Aunque esa dialéctica o enfrentamiento entre dos formas de concebir el mundo sirve para hablar del paso del tiempo y de la aceptación de que, guste o no, éste transcurre, las cosas cambian y el regreso al ayer se presenta imposible, Mientras seamos jóvenes acaba alzándose como una inteligente película sobre las diferentes formas de concebir, acercarse y crear arte, del cine en particular, de cómo se consume hoy en día la cultura. Porque, para Baumbach, parece que no se trata tanto de la forma como del fondo que anida bajo la superficie.
Dos parejas. Por un lado, Josh (Ben Stiller) y Cornelia (Naomi Watts); por otro lado, Jamie (Adam Driver) y Darby (Amanda Seyfried). Los dos primeros han pasado los cuarenta y tienen, en apariencia, una vida ordenada y enfocada con el principal problema de dudas sobre su no paternidad, la cual queda patentada en que sus amigos más cercanos son padres y sus vidas giran alrededor de sus hijos. Josh, además, lleva seis años trabajando en un documental de marcado contenido “intelectual” el cual no consigue terminar por problemas tanto de dinero como de indecisiones personales. Un día, tras finalizar de impartir una clase, conoce a Jamie y a Darby, y la vida de la pareja cambia al verse introducidos en unos hábitos de vida más desinhibidos y libres. A este respecto, Mientras seamos jóvenes no resulta del todo original, por supuesto, sobre todo porque desde la cita de Ibsen, extraída de El maestro constructor, que abre la película queda más o menos claro que se producirá esa especie de proceso vampírico mediante el cual Josh y Cornelia adoptarán las formas de conducta e, incluso, de vestimenta de sus nuevos amigos.

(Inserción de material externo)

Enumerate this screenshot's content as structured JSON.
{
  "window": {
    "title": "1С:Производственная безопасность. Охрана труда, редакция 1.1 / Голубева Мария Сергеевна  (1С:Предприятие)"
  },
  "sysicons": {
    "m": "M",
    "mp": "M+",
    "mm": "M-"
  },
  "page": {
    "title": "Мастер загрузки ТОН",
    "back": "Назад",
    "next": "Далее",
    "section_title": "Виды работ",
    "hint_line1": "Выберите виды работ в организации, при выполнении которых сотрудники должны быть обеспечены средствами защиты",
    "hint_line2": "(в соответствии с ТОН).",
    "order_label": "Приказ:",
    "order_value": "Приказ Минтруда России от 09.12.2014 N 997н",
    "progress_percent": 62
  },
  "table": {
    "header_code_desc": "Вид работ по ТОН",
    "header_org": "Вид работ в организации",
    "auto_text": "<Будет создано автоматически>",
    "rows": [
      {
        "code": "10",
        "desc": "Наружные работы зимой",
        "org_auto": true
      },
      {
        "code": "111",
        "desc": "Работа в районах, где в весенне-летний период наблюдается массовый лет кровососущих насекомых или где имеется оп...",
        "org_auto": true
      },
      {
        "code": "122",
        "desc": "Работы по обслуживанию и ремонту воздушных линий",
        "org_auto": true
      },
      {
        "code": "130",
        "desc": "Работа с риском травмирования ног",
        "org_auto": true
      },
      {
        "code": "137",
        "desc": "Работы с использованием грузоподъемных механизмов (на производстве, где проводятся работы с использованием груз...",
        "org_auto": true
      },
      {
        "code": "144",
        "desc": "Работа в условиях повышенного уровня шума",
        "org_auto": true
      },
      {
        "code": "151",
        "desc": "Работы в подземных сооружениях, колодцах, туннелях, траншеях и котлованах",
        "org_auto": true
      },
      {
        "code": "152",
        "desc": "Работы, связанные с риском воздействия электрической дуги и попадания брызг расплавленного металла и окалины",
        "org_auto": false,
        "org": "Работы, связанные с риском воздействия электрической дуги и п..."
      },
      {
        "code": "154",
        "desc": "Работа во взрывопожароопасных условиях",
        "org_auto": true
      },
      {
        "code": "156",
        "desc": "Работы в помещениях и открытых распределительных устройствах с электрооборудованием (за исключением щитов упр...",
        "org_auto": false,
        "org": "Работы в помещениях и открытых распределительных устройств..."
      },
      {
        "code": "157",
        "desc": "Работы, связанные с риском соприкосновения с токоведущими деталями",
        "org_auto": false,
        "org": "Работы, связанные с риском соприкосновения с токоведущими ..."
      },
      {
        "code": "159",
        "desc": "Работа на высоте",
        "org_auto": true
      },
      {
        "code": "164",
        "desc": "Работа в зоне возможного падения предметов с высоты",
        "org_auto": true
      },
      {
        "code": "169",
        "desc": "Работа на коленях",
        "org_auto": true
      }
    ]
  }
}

Lo curioso es que la pareja “adulta” vive apegada a sus aparatos tecnológicos, se relacionan mediante las nuevas formas de comunicación, en resumen, están, o eso parece, inmersos en la actualidad, en el mundo de hoy. Por su parte, Jamie y Darby se adecuan, casi hasta la parodia, a una imagen hipster: ellos no escuchan música en ipods, lo hacen en vinilos; viven en casas cuyos interiores están construidos con muebles casuales sin un diseño, en apariencia, preciso; ven cine en vhs en televisiones catódicas; van en bicicleta a todas partes y acuden a clases de baile urbano. En definitiva, viven una vida que en ojos de sus nuevos amigos parece más pura, más dinámica, más vital. Más real. Y sin embargo, ¿qué anida en realidad bajo esa apariencia? Josh acabará descubriendo que más bien poco, o, mejor dicho, lo mismo de siempre pero con otras formas. Que bajo esa vida ideal y auténtica, en realidad, se esconden movimientos sibilinos y manipulables. Y que, por desgracia, se adecuan bastante a ciertos modos de comportamiento imperantes en la actualidad.
En Mientras seamos jóvenes Baumbach, siempre desde la comedia y la ironía, enfrenta esos dos mundos para, en realidad, hablar sobre la confusión reinante en la actualidad, porque los papeles parecen invertidos, y los jóvenes quieren vivir el ayer y los menos jóvenes el hoy con total intensidad. Y, en medio, cómo unos y otros se acercan a la cultura, cómo la consumen. Baumbach, en boca de un enorme Charles Gordin, recuperado para la ocasión, lo deja bien claro en el discurso final. Aparece un tema que, en realidad vehicula toda la película, el de autenticidad. Pero Baumbach no lanza grandes proclamas ni sermones, afortunadamente, se contenta con recuperar el dinamismo de las comedias neoyorquinas, con sus calles, con sus diálogos, con su pretenciosa intelectualidad, como ya hiciera en otro registro en la excelente Una historia de Brooklyn, en la que ya hablaba de una generación, de otra, algo hundida en su propia pompa. Ahora, Baumbach parece querer decirnos que, ante todo, uno debe aceptar quién es, alejarse de imposturas, y dedicarse a lo que quiere hacer sin condicionamientos de edad ni de modas cambiantes que, en su aparente modernidad, en realidad, esconden una postura francamente conservadora en su relación con el mundo y con los demás. El tiempo transcurre demasiado deprisa, mejor no detenerse en la superficialidad de las cosas.
Lo mejor: Los actores, especialmente Stiller, los diálogos, la capacidad de Baumbach para el conjunto y el detalle y su apuesta por la comedia más estilizada.
Lo peor: Que el intencionado trabajo en la construcción de los personajes parezca se confunda con estereotipos.